SciDB is available under the GPL3 free software license, and may be downloaded on application to the SciDB team. According to the authors, more customary use of open source repositories is likely to follow soon.

Send us news

Email us news, tips and interesting tidbits at strataweek@oreilly.com.

tags: , , , , , ,
  • http://twitter.com/MarketingCMI AFT

    Unfortunately this isn’t new information as I learned this back in the late 90′s in Geomatics class at Rutgers (crssa.rutgers.edu). Julia Grace should take a look at what ESRI (esri.com)has been up to all these years.
    There are very real reasons why data is displayed in the three types of graphs. Most people don’t know how to do anything else. How many people slept through stats class in college?
    How many business managers will pay for the time it takes to translate data into useable formats for 3D? How many pay for clean data for 2D formats?
    Everyone likes pretty data. It would have been nice to see her recommendations for actually implementing this in the workplace or at least listing the reasons why it hasn’t been implemented thus far.

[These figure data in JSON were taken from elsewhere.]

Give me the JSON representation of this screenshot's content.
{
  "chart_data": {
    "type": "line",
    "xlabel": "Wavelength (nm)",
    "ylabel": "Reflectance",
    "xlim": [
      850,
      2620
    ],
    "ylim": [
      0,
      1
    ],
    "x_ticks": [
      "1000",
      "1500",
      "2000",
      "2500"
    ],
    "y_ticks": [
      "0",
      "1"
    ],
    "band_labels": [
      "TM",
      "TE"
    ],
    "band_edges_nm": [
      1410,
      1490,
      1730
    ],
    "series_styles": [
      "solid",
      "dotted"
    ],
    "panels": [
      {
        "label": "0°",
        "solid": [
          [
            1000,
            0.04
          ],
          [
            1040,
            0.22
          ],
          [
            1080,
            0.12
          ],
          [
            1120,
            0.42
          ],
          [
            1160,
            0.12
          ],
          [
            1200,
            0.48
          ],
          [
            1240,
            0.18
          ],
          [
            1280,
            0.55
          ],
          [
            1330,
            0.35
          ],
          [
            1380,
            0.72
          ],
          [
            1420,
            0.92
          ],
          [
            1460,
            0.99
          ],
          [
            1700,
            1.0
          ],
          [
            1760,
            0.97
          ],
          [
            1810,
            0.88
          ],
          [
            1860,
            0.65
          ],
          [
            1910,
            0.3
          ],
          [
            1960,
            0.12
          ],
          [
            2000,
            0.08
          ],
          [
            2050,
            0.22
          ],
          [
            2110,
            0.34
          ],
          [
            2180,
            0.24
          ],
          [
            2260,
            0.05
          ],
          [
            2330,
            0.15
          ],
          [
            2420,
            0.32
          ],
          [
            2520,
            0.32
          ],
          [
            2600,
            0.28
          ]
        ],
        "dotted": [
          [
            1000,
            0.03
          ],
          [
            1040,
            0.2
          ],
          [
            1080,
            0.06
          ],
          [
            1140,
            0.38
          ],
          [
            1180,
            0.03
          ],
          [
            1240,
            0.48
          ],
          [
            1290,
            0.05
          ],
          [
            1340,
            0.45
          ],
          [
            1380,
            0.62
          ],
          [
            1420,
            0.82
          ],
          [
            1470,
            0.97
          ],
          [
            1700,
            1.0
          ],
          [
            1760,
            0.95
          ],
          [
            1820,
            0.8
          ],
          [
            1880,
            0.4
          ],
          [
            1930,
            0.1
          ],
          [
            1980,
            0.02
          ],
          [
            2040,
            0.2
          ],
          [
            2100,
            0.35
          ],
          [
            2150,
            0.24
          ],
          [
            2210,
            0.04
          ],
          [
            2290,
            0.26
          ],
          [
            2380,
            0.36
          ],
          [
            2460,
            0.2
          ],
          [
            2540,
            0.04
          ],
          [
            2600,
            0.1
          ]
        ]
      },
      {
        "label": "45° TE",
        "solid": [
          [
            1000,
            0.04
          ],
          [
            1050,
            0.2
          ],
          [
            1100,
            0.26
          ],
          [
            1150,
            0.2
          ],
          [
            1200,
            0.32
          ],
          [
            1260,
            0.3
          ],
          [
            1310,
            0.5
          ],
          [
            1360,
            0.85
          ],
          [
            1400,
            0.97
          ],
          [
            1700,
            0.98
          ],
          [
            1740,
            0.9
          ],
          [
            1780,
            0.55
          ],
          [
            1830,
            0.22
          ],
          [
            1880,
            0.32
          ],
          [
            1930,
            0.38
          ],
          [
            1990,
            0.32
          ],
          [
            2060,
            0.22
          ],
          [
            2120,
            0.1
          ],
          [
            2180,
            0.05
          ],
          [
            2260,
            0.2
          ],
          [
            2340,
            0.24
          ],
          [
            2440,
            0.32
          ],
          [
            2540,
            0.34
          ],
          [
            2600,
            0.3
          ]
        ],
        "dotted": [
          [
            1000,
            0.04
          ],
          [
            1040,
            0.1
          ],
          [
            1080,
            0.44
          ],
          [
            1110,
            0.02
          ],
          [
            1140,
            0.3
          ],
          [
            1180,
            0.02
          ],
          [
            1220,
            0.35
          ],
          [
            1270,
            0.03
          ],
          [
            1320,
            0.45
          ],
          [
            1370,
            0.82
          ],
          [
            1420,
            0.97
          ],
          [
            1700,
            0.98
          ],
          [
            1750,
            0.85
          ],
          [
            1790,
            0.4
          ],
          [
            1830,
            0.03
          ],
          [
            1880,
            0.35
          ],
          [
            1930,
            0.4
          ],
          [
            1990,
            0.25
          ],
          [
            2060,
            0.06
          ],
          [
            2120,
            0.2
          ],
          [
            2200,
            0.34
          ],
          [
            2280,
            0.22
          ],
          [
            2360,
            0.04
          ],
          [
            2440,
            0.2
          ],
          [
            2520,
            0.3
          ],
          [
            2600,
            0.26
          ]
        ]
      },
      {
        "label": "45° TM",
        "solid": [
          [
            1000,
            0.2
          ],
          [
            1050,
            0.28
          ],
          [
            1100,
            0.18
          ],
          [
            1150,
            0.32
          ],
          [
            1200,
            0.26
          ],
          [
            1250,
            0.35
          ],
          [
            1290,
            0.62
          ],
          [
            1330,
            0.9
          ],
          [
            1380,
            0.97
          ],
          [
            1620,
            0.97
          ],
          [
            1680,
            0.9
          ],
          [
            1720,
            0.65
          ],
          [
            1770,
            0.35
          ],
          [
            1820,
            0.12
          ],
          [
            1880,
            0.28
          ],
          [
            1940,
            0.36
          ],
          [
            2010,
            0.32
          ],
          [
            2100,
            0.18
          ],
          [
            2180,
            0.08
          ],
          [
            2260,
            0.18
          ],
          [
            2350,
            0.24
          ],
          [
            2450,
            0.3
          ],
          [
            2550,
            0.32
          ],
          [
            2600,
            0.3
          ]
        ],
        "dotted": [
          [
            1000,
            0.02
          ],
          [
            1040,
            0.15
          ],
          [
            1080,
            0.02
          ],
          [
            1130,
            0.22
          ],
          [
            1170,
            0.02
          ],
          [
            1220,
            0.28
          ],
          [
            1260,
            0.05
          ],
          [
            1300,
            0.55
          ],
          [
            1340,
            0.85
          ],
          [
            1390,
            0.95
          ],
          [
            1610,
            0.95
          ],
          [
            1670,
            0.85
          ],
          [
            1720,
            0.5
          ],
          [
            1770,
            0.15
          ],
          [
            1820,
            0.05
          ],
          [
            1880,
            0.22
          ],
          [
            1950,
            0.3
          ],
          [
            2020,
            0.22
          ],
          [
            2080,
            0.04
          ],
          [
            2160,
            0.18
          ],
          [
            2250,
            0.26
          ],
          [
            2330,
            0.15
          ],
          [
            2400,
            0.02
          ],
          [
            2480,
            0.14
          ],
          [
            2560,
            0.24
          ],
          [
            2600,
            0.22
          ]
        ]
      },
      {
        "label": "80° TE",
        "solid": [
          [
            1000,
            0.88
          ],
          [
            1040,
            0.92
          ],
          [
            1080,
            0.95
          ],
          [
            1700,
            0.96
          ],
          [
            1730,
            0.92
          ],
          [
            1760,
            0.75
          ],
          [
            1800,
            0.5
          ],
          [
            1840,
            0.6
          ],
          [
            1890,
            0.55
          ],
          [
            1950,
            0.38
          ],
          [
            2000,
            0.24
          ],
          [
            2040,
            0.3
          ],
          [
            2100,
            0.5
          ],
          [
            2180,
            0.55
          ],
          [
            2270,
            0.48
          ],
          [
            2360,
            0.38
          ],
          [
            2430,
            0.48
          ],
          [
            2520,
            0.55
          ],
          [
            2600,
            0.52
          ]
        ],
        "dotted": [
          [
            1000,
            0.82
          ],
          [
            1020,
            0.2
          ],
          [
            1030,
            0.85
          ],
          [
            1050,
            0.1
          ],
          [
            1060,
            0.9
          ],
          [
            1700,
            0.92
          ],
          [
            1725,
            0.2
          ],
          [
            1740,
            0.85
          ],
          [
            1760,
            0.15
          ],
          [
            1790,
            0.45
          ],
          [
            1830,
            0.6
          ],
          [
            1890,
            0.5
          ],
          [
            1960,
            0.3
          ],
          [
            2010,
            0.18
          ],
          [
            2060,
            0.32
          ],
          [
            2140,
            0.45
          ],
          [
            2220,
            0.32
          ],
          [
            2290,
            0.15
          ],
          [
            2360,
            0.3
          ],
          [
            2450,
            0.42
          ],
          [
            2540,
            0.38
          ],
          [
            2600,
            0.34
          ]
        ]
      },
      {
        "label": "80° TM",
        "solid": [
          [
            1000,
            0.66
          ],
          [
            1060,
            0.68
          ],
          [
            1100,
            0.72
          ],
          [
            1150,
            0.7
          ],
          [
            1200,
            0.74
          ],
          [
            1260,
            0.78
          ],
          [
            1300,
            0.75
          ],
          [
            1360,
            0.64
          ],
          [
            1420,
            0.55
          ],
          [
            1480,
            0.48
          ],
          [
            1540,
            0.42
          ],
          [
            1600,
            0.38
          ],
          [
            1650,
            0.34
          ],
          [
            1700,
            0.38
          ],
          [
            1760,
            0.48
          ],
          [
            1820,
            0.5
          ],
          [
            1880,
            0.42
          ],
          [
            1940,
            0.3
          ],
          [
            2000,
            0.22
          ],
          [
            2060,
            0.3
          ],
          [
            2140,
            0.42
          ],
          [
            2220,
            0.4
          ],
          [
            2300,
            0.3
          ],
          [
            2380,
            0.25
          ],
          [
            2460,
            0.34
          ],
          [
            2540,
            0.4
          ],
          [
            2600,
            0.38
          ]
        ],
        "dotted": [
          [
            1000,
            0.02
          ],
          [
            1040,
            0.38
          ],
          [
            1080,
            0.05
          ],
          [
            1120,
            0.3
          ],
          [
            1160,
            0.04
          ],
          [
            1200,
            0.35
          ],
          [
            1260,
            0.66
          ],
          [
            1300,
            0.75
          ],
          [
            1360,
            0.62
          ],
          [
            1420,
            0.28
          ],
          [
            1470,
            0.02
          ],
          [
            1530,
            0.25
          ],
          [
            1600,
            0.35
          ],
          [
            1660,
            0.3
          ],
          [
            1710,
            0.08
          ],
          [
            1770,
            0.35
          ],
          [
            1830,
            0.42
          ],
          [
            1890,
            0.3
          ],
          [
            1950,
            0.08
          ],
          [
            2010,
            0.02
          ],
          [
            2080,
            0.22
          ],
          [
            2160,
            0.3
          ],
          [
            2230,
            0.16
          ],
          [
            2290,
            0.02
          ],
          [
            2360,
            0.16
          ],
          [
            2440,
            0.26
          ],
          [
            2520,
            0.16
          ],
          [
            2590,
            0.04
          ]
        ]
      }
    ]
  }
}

  • http://nz.linkedin.com/in/drllau drllau

    See Visualisation Toolkit (VTK http://www.vtk.org). IBM dataExplorer is also pretty neat (http://www.research.ibm.com/dx/). And read any of Tufte’s books (http://en.wikipedia.org/wiki/Edward_Tufte. )But I was told that the bulk of time/effort is actually cleaning up the datasets rather then rendering them.

  • http://www.fax.com anonymous

    It makes total sense that she works for IBM Research, clearly a leader in this field.